Il y a entre tous ces fils des images en errance
et entre toutes ces images en errance des fils enroulés sur eux-mêmes comme de petits chiots sages et humides.
Il y a aussi des fils errants des fils solitaires des fils qui vont du monde vers le ciel et se perdent entre les regards des dieux.

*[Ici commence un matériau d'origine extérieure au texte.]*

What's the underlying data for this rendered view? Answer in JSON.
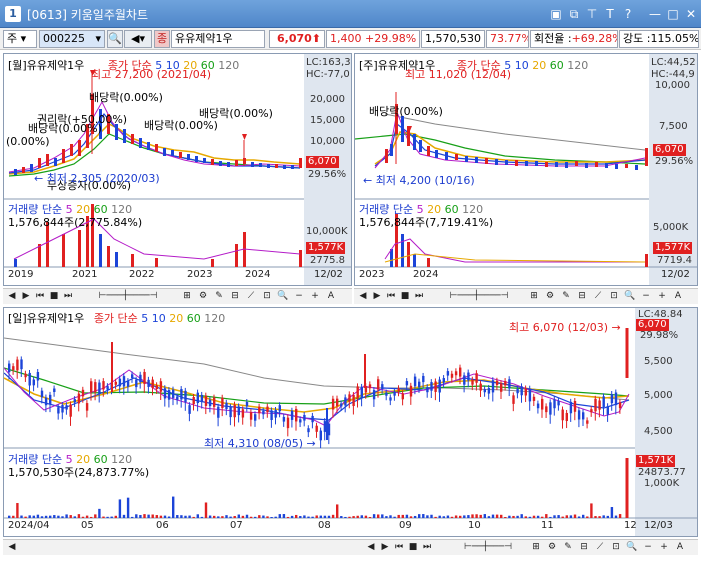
{
  "window": {
    "number": "1",
    "title": "[0613] 키움일주월차트"
  },
  "toolbar": {
    "market": "주",
    "code": "000225",
    "stock_name": "유유제약1우",
    "price": "6,070",
    "change": "1,400",
    "change_pct": "+29.98%",
    "volume": "1,570,530",
    "vol_pct": "73.77%",
    "turnover_label": "회전율 :",
    "turnover": "+69.28%",
    "strength_label": "강도 :",
    "strength": "115.05%"
  },
  "monthly": {
    "header": "[월]유유제약1우",
    "ma_label": "종가 단순",
    "ma": [
      "5",
      "10",
      "20",
      "60",
      "120"
    ],
    "lc": "LC:163,3",
    "hc": "HC:-77,0",
    "high_label": "최고 27,200 (2021/04)",
    "low_label": "최저 2,305 (2020/03)",
    "annotations": [
      "배당락(0.00%)",
      "배당락(0.00%)",
      "배당락(0.00%)",
      "권리락(+50.00%)",
      "배당락(0.00%)",
      "배당락(0.00%)",
      "(0.00%)",
      "무상증자(0.00%)"
    ],
    "scale": [
      "20,000",
      "15,000",
      "10,000",
      "5,000"
    ],
    "price_tag": "6,070",
    "pct_tag": "29.56%",
    "vol_header": "거래량",
    "vol_ma_label": "단순",
    "vol_value": "1,576,844주(2,775.84%)",
    "vol_scale": "10,000K",
    "vol_tag": "1,577K",
    "vol_tag2": "2775.8",
    "x": [
      "2019",
      "2021",
      "2022",
      "2023",
      "2024",
      "12/02"
    ]
  },
  "weekly": {
    "header": "[주]유유제약1우",
    "ma_label": "종가 단순",
    "ma": [
      "5",
      "10",
      "20",
      "60",
      "120"
    ],
    "lc": "LC:44,52",
    "hc": "HC:-44,9",
    "high_label": "최고 11,020 (12/04)",
    "low_label": "최저 4,200 (10/16)",
    "annotation": "배당락(0.00%)",
    "scale": [
      "10,000",
      "7,500",
      "5,000"
    ],
    "price_tag": "6,070",
    "pct_tag": "29.56%",
    "vol_header": "거래량",
    "vol_ma_label": "단순",
    "vol_value": "1,576,844주(7,719.41%)",
    "vol_scale": "5,000K",
    "vol_tag": "1,577K",
    "vol_tag2": "7719.4",
    "x": [
      "2023",
      "2024",
      "12/02"
    ]
  },
  "daily": {
    "header": "[일]유유제약1우",
    "ma_label": "종가 단순",
    "ma": [
      "5",
      "10",
      "20",
      "60",
      "120"
    ],
    "lc": "LC:48.84",
    "high_label": "최고 6,070 (12/03)",
    "low_label": "최저 4,310 (08/05)",
    "scale": [
      "6,000",
      "5,500",
      "5,000",
      "4,500"
    ],
    "price_tag": "6,070",
    "pct_tag": "29.98%",
    "vol_header": "거래량",
    "vol_ma_label": "단순",
    "vol_value": "1,570,530주(24,873.77%)",
    "vol_scale": "1,000K",
    "vol_tag": "1,571K",
    "vol_tag2": "24873.77",
    "x": [
      "2024/04",
      "05",
      "06",
      "07",
      "08",
      "09",
      "10",
      "11",
      "12",
      "12/03"
    ]
  },
  "colors": {
    "up": "#e02020",
    "down": "#1c44d8",
    "ma5": "#b41cc8",
    "ma10": "#1c44d8",
    "ma20": "#e6a800",
    "ma60": "#18a018",
    "ma120": "#888888"
  }
}
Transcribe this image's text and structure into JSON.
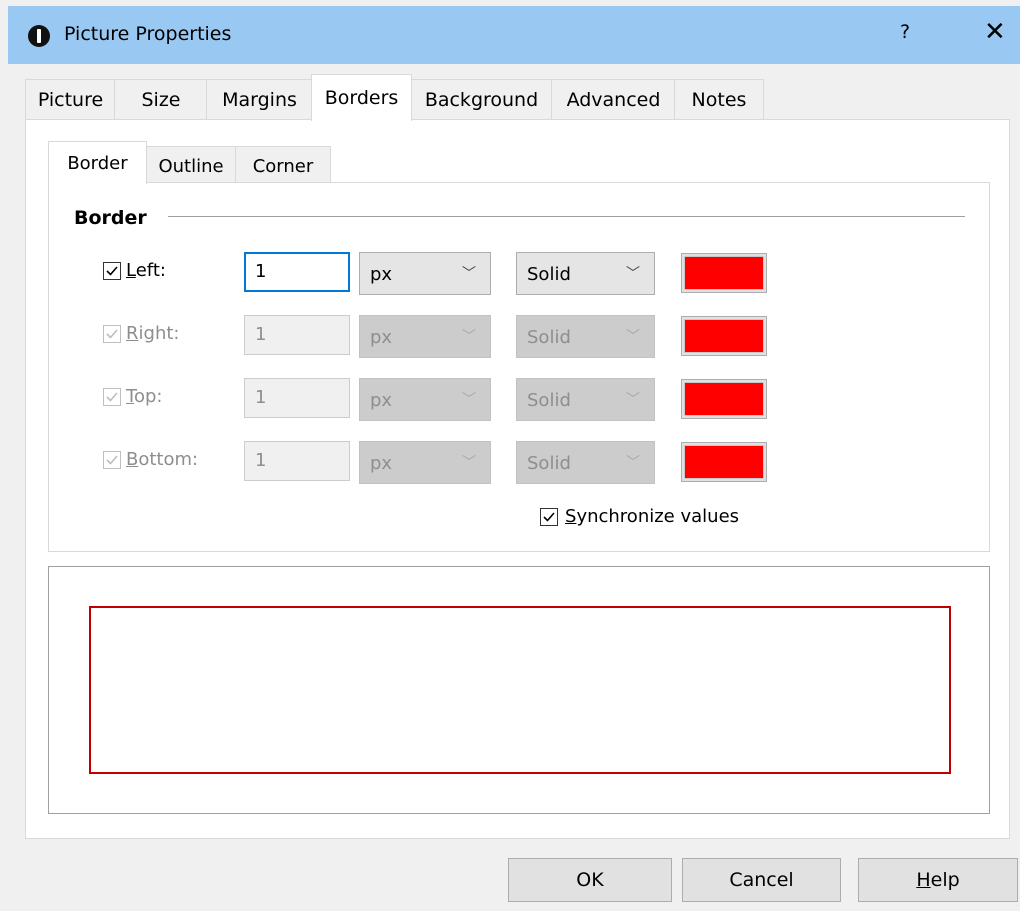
{
  "window": {
    "title": "Picture Properties",
    "help_glyph": "?",
    "close_glyph": "✕"
  },
  "tabs": [
    {
      "label": "Picture"
    },
    {
      "label": "Size"
    },
    {
      "label": "Margins"
    },
    {
      "label": "Borders"
    },
    {
      "label": "Background"
    },
    {
      "label": "Advanced"
    },
    {
      "label": "Notes"
    }
  ],
  "subtabs": [
    {
      "label": "Border"
    },
    {
      "label": "Outline"
    },
    {
      "label": "Corner"
    }
  ],
  "group": {
    "label": "Border"
  },
  "rows": [
    {
      "label_accel": "L",
      "label_rest": "eft:",
      "checked": true,
      "value": "1",
      "unit": "px",
      "style": "Solid",
      "color": "#ff0000"
    },
    {
      "label_accel": "R",
      "label_rest": "ight:",
      "checked": true,
      "value": "1",
      "unit": "px",
      "style": "Solid",
      "color": "#ff0000"
    },
    {
      "label_accel": "T",
      "label_rest": "op:",
      "checked": true,
      "value": "1",
      "unit": "px",
      "style": "Solid",
      "color": "#ff0000"
    },
    {
      "label_accel": "B",
      "label_rest": "ottom:",
      "checked": true,
      "value": "1",
      "unit": "px",
      "style": "Solid",
      "color": "#ff0000"
    }
  ],
  "sync": {
    "accel": "S",
    "rest": "ynchronize values",
    "checked": true
  },
  "buttons": {
    "ok": "OK",
    "cancel": "Cancel",
    "help_accel": "H",
    "help_rest": "elp"
  },
  "colors": {
    "titlebar": "#99c9f2",
    "preview_border": "#c00000",
    "swatch": "#ff0000"
  }
}
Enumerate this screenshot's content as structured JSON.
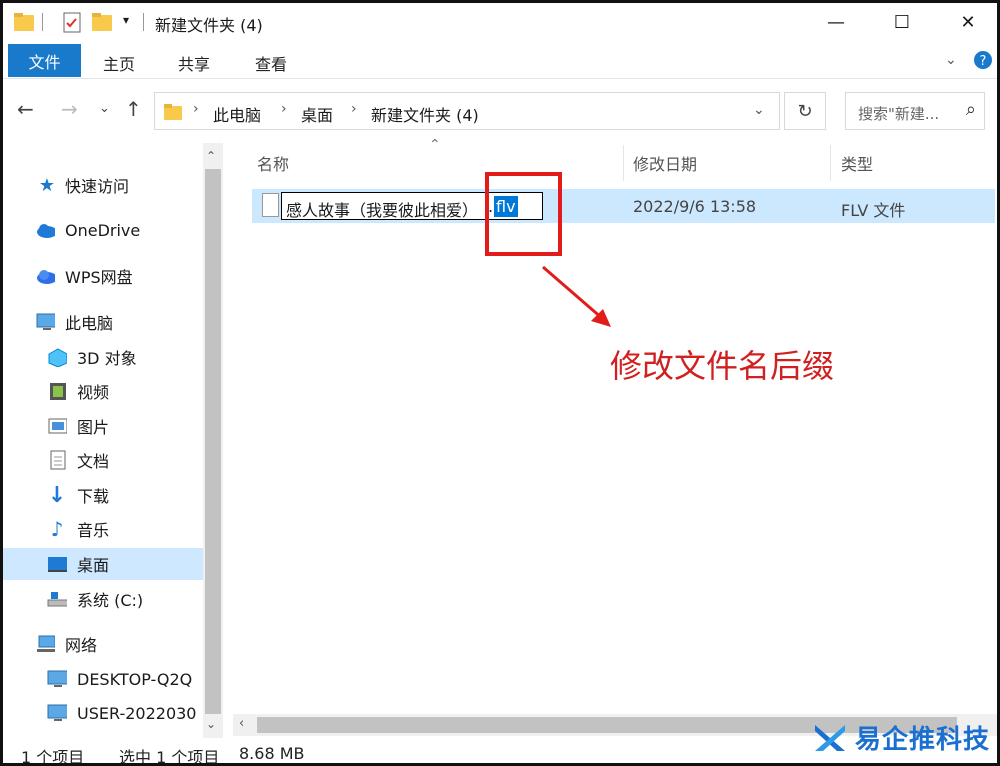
{
  "window": {
    "title": "新建文件夹 (4)",
    "controls": [
      "—",
      "☐",
      "✕"
    ]
  },
  "ribbon": {
    "tabs": [
      "文件",
      "主页",
      "共享",
      "查看"
    ]
  },
  "address": {
    "crumbs": [
      "此电脑",
      "桌面",
      "新建文件夹 (4)"
    ],
    "search_placeholder": "搜索\"新建..."
  },
  "sidebar": {
    "items": [
      {
        "label": "快速访问",
        "icon": "star-icon"
      },
      {
        "label": "OneDrive",
        "icon": "cloud-icon"
      },
      {
        "label": "WPS网盘",
        "icon": "wps-cloud-icon"
      },
      {
        "label": "此电脑",
        "icon": "computer-icon"
      },
      {
        "label": "3D 对象",
        "icon": "cube-icon"
      },
      {
        "label": "视频",
        "icon": "video-icon"
      },
      {
        "label": "图片",
        "icon": "picture-icon"
      },
      {
        "label": "文档",
        "icon": "document-icon"
      },
      {
        "label": "下载",
        "icon": "download-icon"
      },
      {
        "label": "音乐",
        "icon": "music-icon"
      },
      {
        "label": "桌面",
        "icon": "desktop-icon"
      },
      {
        "label": "系统 (C:)",
        "icon": "drive-icon"
      },
      {
        "label": "网络",
        "icon": "network-icon"
      },
      {
        "label": "DESKTOP-Q2Q",
        "icon": "monitor-icon"
      },
      {
        "label": "USER-2022030",
        "icon": "monitor-icon"
      }
    ]
  },
  "list": {
    "columns": [
      "名称",
      "修改日期",
      "类型"
    ],
    "file": {
      "name": "感人故事（我要彼此相爱）",
      "dot": ".",
      "ext": "flv",
      "modified": "2022/9/6 13:58",
      "type": "FLV 文件"
    }
  },
  "annotation": {
    "text": "修改文件名后缀",
    "color": "#d02020"
  },
  "status": {
    "count": "1 个项目",
    "selected": "选中 1 个项目",
    "size": "8.68 MB"
  },
  "watermark": {
    "text": "易企推科技"
  },
  "colors": {
    "accent": "#1979ca",
    "selection": "#cce8ff",
    "highlight": "#0078d7"
  }
}
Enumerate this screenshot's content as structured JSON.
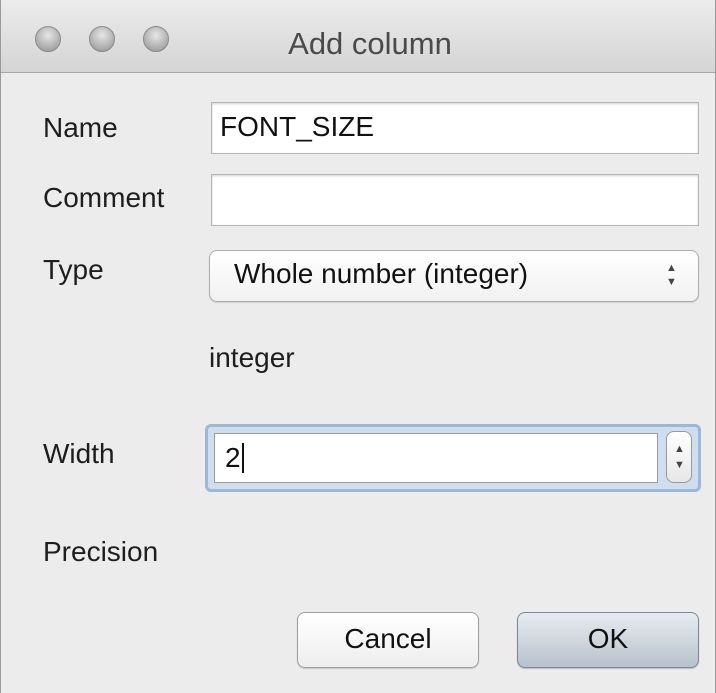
{
  "window": {
    "title": "Add column"
  },
  "fields": {
    "name_label": "Name",
    "name_value": "FONT_SIZE",
    "comment_label": "Comment",
    "comment_value": "",
    "type_label": "Type",
    "type_selected": "Whole number (integer)",
    "type_name": "integer",
    "width_label": "Width",
    "width_value": "2",
    "precision_label": "Precision"
  },
  "buttons": {
    "cancel": "Cancel",
    "ok": "OK"
  },
  "icons": {
    "close": "close-traffic-light",
    "minimize": "minimize-traffic-light",
    "zoom": "zoom-traffic-light"
  }
}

On n’y suspend parfois, dans le doute.
Etouffé
un filet d’air un brouhaha quelques voix et déjà
un filet de voix – ta voix- et celles de tous ceux qu’on aime déjà
un filet d’eau, qui part de la source, et alimente toutes les sources
tous les cours d’eau, toutes les rivières -rivières et affluents
un filet d’air: un filet d’amour pris dans un filet d’amour
à la pèche nous sommes nombreux et souvent de plus en plus nombreux
heureusement il y a sur la terre juste assez de hauteur pour être si nombreux à lancer sa ligne
un filet de brouhaha de l’air vite nous pouvons étouffer d’une minute à l’autre, nous pouvons ne plus aller vers aucune évolution et rester seul dans une solitude sans fond sans faille une solitude qui ne fait aucun bruit, une solitude qui prend feu qui prend feu une solitude où l’humaine condition prend feu où il n’y a plus aucune chance de voir s’élever
un filet de terre
autant prendre de la vitesse et de l’avance
autant prendre dans ses filets le plus de pierres et de souvenirs possible
et les emener avec amour.
Bercé
J’apprends à becer la lumière
je prends le rayon solaire, le le reçois -puis je le réduis en poussière.
Puis j’apprends à nouveau à aimer la lumière.
Il y a chaque matin un soleil plus franc que la veille il y a chaque jour nouveau de la joie à se tenir là -face au soleil
la franchise de ses rayons me berce -ou l’inverse
je ne sais pas toujours voir dans la lumière
mais je vois ma main -elle est toute autre
j’apprends à bercer la main autre prise dans un rayon
j’apprends à être celui que je suis dans la lumière
la lumière est là
le jour l’emporte
je veux croire que le jour l’emporte toujours.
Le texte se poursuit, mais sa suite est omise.